ProfoundBio, geführt von Veteranen des ADC-Spezialisten Seagen, hat seine Erstfinanzierung im Jahr 2021 aufgebracht. Die letzte Finanzierung war eine Serie-B-Finanzierung in Höhe von 112 Millionen US-Dollar im Februar. ADCs sind nach wie vor eine beliebte Drogenklasse für Geschäftsabschlüsse. Gilead Sciences erwarb das ADC Trodelvy durch eine Akquisition. Die Zusammenarbeit von AstraZeneca mit Daiichi Sankyo führte zu mehreren Zulassungen für den ADC Enhertu. Der japanische Arzneimittelhersteller hat auch eine Allianz mit Merck. Ipsen ist diese Woche dem ADC-Mix beigetreten und hat einen Medikamentenkandidaten von Sutro Biopharma lizenziert. Zu den Startups, die kürzlich Geld für ADC-Forschung und -Entwicklung gesammelt haben, gehören Tubulis und Firefly Bio.

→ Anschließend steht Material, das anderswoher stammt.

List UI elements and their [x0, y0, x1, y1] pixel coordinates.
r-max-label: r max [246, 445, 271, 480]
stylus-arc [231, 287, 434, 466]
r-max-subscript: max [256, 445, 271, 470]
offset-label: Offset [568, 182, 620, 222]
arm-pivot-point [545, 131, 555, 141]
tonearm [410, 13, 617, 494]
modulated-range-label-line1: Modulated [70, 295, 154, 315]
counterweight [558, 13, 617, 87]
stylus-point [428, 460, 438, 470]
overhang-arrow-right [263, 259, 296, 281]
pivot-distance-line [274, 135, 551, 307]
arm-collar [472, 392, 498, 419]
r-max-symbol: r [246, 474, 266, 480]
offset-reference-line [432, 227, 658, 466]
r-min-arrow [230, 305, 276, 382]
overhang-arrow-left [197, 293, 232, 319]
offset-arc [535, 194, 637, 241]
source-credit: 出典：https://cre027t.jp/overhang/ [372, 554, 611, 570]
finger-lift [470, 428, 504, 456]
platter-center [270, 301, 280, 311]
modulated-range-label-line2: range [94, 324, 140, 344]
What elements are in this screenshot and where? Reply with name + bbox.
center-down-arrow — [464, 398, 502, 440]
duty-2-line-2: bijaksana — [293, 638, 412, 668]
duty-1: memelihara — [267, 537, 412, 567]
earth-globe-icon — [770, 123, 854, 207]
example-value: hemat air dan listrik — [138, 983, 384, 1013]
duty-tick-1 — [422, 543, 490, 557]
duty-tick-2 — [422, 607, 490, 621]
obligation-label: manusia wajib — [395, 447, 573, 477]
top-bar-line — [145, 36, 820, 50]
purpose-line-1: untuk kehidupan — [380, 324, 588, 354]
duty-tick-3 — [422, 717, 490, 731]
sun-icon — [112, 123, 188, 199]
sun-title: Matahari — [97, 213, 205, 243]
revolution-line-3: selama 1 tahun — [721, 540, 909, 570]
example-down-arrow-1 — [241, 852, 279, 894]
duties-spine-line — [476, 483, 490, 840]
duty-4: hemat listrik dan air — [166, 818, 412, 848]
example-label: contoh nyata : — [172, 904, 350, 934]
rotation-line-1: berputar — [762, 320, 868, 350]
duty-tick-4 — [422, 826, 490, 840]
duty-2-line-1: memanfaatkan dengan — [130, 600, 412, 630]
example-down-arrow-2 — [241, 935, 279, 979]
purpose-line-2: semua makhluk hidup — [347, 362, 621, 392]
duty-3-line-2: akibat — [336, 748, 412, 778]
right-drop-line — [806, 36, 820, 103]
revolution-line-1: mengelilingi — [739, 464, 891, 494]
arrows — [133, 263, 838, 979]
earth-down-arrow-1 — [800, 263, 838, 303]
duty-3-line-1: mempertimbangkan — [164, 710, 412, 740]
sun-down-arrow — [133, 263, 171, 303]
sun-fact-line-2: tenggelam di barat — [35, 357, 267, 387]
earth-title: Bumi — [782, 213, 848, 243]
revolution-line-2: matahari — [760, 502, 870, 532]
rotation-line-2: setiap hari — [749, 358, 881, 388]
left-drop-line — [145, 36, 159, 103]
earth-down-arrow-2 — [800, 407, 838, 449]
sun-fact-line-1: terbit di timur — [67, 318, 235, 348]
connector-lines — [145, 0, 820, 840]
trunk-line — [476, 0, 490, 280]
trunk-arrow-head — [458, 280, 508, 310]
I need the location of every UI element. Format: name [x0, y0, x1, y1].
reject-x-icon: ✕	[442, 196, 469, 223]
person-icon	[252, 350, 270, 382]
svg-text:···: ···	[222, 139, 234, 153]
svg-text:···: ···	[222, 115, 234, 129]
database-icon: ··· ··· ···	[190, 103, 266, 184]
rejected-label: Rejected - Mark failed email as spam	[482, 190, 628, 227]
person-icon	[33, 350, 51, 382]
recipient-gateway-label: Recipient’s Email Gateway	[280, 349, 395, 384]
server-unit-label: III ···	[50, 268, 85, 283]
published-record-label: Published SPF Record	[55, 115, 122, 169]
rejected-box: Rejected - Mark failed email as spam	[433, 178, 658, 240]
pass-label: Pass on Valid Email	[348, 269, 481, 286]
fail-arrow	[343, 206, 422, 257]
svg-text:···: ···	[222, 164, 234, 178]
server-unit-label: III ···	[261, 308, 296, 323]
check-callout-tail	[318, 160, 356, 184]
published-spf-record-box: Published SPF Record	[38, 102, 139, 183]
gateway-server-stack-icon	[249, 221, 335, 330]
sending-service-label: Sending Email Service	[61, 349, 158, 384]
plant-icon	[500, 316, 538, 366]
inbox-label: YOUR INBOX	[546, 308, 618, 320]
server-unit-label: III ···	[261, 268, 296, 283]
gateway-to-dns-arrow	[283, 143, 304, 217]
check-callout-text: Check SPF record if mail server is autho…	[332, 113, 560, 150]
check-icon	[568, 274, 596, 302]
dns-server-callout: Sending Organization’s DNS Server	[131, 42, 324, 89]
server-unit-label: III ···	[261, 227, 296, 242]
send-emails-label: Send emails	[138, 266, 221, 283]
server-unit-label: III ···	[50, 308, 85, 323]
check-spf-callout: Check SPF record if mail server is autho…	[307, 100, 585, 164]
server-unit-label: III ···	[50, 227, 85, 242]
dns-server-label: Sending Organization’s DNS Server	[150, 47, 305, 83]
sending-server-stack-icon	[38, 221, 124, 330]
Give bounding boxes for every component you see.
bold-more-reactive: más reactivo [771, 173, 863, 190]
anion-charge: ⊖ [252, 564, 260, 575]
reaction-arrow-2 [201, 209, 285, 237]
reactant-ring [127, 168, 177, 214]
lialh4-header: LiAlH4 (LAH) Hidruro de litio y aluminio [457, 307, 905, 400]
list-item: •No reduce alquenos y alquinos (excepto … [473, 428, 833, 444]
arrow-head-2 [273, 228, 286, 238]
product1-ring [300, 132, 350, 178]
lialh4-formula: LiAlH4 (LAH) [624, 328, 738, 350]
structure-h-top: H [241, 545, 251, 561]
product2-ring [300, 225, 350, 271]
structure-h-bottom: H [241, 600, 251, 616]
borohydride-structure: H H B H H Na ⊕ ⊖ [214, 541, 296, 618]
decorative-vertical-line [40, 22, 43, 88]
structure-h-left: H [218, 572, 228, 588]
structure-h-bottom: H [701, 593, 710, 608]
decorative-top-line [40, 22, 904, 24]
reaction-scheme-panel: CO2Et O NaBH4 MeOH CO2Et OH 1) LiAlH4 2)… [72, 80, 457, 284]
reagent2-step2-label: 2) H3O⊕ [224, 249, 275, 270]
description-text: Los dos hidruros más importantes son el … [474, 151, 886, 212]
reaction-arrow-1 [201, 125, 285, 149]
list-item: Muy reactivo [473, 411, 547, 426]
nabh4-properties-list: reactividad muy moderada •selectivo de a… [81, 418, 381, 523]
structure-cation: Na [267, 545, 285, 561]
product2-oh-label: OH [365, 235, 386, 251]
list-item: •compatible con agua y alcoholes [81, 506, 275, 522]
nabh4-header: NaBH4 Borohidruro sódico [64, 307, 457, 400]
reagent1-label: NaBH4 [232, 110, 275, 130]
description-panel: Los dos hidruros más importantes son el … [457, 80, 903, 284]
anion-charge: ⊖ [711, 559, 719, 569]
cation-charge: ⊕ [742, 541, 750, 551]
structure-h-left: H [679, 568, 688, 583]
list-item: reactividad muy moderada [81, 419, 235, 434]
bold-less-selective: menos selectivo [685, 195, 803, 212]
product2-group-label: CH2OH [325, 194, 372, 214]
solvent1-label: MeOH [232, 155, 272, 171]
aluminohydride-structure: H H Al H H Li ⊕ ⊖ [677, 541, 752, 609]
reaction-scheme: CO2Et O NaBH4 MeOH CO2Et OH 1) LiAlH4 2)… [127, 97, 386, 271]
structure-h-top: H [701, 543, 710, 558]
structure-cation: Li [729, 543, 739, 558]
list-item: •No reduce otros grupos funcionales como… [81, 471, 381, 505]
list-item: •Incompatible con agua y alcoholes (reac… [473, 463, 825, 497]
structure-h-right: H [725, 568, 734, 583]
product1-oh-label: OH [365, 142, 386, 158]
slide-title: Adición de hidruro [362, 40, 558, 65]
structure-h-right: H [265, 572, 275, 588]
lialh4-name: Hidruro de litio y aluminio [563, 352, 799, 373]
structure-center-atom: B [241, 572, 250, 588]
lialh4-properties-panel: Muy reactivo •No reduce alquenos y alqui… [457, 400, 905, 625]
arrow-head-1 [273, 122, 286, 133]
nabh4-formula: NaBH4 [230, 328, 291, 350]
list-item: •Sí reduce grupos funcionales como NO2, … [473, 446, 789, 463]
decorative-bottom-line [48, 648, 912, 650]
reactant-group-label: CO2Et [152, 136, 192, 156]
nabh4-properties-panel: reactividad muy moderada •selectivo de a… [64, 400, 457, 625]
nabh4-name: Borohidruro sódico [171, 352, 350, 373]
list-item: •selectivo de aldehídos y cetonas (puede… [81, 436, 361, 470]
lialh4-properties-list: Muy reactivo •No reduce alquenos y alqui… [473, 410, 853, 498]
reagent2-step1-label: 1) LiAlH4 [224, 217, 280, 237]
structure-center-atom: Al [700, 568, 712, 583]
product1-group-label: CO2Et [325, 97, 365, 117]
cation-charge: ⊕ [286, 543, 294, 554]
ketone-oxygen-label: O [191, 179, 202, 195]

Die Übernahme von ProfoundBio durch Genmab ist ein Bargeschäft. Die Vorstände beider Unternehmen haben der Transaktion zugestimmt, die voraussichtlich bis Ende Juni abgeschlossen sein wird.
„Wir glauben, dass die ADC-Kandidaten, proprietären Technologieplattformen und das talentierte Team von ProfoundBio eine großartige Ergänzung für Genmab sein werden und dass wir gemeinsam in der Lage sein werden, die Entwicklung innovativer, differenzierter Antikörpertherapien für Krebspatienten zu beschleunigen“, sagte Jan sagte van de Winkel in einer vorbereiteten Erklärung.